SAS Programming

RoddyJ · Posted 04-06-2020 11:16 AM

Hi all,

I have a dataset of the form:

ID var1 var2 var3

1 1 3 11

1 2 4 12

1 2 5 NUL

2 1 5 13

2 2 5 NUL

3 1 5 NUL

3 1 4 NUL

I'd like to remove duplicate observations of ID based on multiple criteria.

For example: var3 should be non-null, var2 should be 5 and var1 should be 2. But if those criteria can't be met I want to keep the observation that best fits those criteria. e.g in the table given, I'd want to keep the 2nd observation with ID = 1 because var1 = 2 and var is non-null. I'd want to keep the first observation of ID=2 because var2 = 5 and var3 is non-null and I'd want to keep the first observation of ID=3 because var2 = 5.

Is this possible to solve with a SAS program, or is the original dataset too messy?

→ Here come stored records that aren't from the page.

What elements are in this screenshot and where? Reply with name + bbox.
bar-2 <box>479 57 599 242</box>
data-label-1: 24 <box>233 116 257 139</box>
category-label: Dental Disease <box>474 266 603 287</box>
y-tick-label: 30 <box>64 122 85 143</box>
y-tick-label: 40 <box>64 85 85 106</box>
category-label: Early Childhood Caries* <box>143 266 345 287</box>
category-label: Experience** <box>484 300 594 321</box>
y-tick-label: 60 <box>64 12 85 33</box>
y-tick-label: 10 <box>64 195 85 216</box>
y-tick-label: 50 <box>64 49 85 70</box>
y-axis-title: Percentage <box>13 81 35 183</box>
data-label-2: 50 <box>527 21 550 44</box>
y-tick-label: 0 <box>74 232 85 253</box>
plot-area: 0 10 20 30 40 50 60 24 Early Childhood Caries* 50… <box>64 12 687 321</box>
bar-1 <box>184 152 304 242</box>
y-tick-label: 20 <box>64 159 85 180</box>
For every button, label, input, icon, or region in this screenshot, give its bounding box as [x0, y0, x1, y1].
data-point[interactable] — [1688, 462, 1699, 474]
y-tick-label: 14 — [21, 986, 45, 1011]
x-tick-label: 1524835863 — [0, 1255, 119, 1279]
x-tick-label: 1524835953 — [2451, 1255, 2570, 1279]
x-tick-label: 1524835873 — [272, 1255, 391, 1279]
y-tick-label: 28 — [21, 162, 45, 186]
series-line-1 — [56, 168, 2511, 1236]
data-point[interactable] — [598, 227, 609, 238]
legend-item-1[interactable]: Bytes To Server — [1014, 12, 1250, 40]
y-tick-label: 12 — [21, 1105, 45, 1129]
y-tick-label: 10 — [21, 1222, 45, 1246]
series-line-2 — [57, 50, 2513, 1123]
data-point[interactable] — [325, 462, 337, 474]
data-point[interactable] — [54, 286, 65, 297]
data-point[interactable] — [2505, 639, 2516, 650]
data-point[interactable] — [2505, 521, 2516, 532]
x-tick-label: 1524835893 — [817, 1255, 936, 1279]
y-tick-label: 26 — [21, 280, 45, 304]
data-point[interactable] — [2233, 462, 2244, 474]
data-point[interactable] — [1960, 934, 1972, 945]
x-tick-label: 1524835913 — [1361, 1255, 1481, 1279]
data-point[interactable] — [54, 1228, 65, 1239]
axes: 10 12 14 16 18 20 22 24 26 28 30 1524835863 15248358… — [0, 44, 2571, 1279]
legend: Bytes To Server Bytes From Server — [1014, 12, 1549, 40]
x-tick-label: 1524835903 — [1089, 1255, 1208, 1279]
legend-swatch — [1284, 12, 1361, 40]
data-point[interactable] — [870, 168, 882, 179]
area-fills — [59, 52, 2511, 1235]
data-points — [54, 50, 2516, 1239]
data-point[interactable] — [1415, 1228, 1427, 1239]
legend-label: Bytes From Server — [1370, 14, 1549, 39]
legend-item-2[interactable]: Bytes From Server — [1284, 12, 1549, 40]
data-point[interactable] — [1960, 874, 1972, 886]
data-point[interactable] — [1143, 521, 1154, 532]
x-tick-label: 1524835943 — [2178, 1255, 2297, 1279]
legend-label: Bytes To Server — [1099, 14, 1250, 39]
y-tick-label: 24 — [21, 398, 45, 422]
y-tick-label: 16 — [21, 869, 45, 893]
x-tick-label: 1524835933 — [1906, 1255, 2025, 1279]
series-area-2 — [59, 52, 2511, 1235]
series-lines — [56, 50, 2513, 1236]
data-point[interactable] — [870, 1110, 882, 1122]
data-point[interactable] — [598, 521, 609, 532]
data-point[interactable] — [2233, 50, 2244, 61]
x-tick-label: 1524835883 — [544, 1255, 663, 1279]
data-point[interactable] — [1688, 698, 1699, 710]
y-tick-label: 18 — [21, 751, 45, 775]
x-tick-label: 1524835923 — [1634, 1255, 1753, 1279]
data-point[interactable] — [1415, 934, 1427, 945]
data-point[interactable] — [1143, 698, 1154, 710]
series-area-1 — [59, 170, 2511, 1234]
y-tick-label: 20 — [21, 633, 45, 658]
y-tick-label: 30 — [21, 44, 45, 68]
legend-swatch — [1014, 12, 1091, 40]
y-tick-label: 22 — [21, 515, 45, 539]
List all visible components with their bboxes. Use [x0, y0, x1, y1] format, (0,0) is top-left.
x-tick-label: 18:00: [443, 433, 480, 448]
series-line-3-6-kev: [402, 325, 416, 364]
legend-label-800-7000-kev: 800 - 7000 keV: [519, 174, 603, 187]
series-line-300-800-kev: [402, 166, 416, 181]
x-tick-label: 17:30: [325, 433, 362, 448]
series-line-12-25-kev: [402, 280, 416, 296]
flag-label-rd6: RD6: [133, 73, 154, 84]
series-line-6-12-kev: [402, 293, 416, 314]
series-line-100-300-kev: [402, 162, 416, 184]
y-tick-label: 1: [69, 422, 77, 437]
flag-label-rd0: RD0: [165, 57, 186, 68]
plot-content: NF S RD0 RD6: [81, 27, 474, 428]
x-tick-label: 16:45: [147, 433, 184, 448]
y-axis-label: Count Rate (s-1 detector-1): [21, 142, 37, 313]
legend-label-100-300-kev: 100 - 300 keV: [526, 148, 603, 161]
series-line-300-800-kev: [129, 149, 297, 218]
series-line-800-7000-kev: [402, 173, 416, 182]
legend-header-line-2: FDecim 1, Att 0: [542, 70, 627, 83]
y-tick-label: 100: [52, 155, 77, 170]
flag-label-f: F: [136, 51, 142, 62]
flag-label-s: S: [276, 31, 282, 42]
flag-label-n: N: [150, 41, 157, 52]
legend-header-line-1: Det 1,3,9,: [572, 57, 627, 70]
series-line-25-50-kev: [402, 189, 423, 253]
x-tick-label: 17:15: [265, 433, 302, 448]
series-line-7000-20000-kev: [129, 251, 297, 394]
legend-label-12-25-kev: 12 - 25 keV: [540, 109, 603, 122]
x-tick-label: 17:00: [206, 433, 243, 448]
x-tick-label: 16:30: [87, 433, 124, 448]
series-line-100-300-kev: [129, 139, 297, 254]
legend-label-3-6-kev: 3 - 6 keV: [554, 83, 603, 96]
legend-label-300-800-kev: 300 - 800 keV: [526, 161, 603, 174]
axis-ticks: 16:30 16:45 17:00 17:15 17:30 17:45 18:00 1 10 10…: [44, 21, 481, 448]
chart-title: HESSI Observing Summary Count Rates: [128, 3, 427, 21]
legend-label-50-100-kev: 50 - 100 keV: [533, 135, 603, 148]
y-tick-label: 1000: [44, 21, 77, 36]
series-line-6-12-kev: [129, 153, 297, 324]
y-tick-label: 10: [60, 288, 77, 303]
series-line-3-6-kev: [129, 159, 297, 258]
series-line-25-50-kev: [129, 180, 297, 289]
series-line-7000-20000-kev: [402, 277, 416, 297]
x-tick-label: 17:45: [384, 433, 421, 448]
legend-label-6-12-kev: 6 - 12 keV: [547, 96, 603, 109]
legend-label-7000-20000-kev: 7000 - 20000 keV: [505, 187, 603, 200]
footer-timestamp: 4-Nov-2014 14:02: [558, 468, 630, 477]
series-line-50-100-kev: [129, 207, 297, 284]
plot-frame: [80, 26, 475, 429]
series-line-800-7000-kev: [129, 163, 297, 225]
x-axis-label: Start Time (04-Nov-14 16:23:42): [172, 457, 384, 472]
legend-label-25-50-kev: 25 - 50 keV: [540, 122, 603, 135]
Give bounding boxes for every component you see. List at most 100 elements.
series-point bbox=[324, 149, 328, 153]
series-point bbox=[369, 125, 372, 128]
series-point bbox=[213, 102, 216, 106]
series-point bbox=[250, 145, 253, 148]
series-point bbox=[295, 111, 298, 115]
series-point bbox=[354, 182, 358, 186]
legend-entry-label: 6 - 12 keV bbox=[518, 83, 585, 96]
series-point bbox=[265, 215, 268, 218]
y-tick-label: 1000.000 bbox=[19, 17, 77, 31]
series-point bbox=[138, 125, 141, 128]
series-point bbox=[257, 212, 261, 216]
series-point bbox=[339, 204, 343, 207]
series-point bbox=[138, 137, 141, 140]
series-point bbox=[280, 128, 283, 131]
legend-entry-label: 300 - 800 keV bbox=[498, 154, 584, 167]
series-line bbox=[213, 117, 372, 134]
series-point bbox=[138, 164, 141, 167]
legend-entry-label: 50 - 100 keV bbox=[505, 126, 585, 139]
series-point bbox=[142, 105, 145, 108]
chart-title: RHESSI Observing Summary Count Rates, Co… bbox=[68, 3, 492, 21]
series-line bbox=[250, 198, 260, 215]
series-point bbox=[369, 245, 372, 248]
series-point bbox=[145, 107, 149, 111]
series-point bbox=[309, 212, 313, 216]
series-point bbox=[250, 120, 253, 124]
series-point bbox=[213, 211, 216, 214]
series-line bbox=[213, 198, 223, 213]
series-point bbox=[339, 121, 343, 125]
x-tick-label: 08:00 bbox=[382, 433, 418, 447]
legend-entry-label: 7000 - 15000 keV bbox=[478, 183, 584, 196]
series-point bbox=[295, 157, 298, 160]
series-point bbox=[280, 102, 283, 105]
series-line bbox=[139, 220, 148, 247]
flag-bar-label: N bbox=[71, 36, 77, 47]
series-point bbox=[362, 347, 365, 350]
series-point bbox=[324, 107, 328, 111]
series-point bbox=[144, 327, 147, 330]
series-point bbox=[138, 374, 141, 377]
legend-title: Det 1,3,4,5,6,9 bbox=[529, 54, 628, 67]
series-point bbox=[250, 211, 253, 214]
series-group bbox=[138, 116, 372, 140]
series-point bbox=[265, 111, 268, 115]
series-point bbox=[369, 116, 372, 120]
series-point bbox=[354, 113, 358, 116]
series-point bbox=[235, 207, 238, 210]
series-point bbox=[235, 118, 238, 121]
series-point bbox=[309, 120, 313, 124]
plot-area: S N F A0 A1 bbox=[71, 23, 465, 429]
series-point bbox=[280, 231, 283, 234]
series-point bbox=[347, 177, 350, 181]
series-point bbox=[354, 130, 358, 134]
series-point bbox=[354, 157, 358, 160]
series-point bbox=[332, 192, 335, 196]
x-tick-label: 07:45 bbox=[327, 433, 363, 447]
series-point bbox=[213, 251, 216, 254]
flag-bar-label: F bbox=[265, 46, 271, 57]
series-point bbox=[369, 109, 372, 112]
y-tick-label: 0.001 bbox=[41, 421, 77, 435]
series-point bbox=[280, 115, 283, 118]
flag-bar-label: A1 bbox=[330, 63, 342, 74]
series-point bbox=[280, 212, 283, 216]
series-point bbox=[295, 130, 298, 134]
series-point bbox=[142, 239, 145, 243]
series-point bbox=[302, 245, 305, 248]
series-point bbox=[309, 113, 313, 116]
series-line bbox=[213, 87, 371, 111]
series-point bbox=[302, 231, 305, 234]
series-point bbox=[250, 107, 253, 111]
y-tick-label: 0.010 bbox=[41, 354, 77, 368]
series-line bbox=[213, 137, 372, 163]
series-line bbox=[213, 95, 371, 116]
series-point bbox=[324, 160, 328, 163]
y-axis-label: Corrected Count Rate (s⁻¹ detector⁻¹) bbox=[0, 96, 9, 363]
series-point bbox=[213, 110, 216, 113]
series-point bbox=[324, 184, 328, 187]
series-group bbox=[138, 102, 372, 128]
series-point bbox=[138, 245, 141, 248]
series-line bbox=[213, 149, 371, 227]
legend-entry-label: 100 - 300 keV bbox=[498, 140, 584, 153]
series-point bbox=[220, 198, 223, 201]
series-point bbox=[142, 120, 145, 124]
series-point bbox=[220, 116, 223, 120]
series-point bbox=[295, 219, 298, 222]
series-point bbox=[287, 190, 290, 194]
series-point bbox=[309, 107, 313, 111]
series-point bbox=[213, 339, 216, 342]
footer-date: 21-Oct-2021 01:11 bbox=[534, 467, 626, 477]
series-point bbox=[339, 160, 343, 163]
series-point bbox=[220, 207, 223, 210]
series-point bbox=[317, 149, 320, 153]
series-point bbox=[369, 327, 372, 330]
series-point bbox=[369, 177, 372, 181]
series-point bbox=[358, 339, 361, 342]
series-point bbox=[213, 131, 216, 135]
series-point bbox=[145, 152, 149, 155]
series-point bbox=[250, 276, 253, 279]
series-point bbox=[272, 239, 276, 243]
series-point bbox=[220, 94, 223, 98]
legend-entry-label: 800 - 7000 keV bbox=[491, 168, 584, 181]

Thanks in advance for your help!

FreelanceReinh · Posted 04-06-2020 11:42 AM

Hi @RoddyJ,

You can sort the input dataset using an ORDER BY clause with PROC SQL (into a view) and then use BY-group processing in a DATA step to select one observation per ID. The ORDER BY clause supports a wide range of sorting rules. Here's an example implementing a hierarchical rule as suggested by your description:

proc format;
invalue nulmiss
'NUL' = .;
run;

data have;
input ID var1 var2 var3 :nulmiss.;
cards;
1 1 3 11
1 2 4 12
1 2 5 NUL
2 1 5 13
2 2 5 NUL
3 1 5 NUL
3 1 4 NUL
;

proc sql;
create view _tmp as
select * from have
order by id, not missing(var3), var2=5, var1=2;
quit;

data want;
set _tmp;
by id;
if last.id;
run;

(I assumed that the "NUL" values are missing values in your real data.)

Similarly, you could compute a numeric score and sort by this score -- all within the ORDER BY clause.

Edit:

Explanation of the "hierarchical rule": The first criterion, "var3 not missing," has top priority (within the ID BY group), i.e., it will be met for the selected observation whenever possible -- even if there was another observation satisfying both of the other two criteria, but not the first. The next criterion, "var2=5," has second priority, i.e., it will be regarded only if the first criterion alone does not determine a unique observation to be selected from a particular ID BY group. Of course, in this situation a record satisfying it would be preferred in the selection. If there are still two or more "selection candidates" in a BY group with the same status regarding the first two criteria, the third criterion, "var1=2," will be used in the decision. It's possible (but doesn't occur in your sample data) that these three criteria do not uniquely determine an observation in a BY group. The suggested code would then select an arbitrary observation from those satisfying the three criteria equally well. (Edit 3: Needless to say, the last three items in the ORDER BY clause are Boolean expressions. Their sort order is always 0, 1 [that is: FALSE, TRUE], which in conjunction with the subsetting "if last.id;" in the DATA step implements the selection rule as described.)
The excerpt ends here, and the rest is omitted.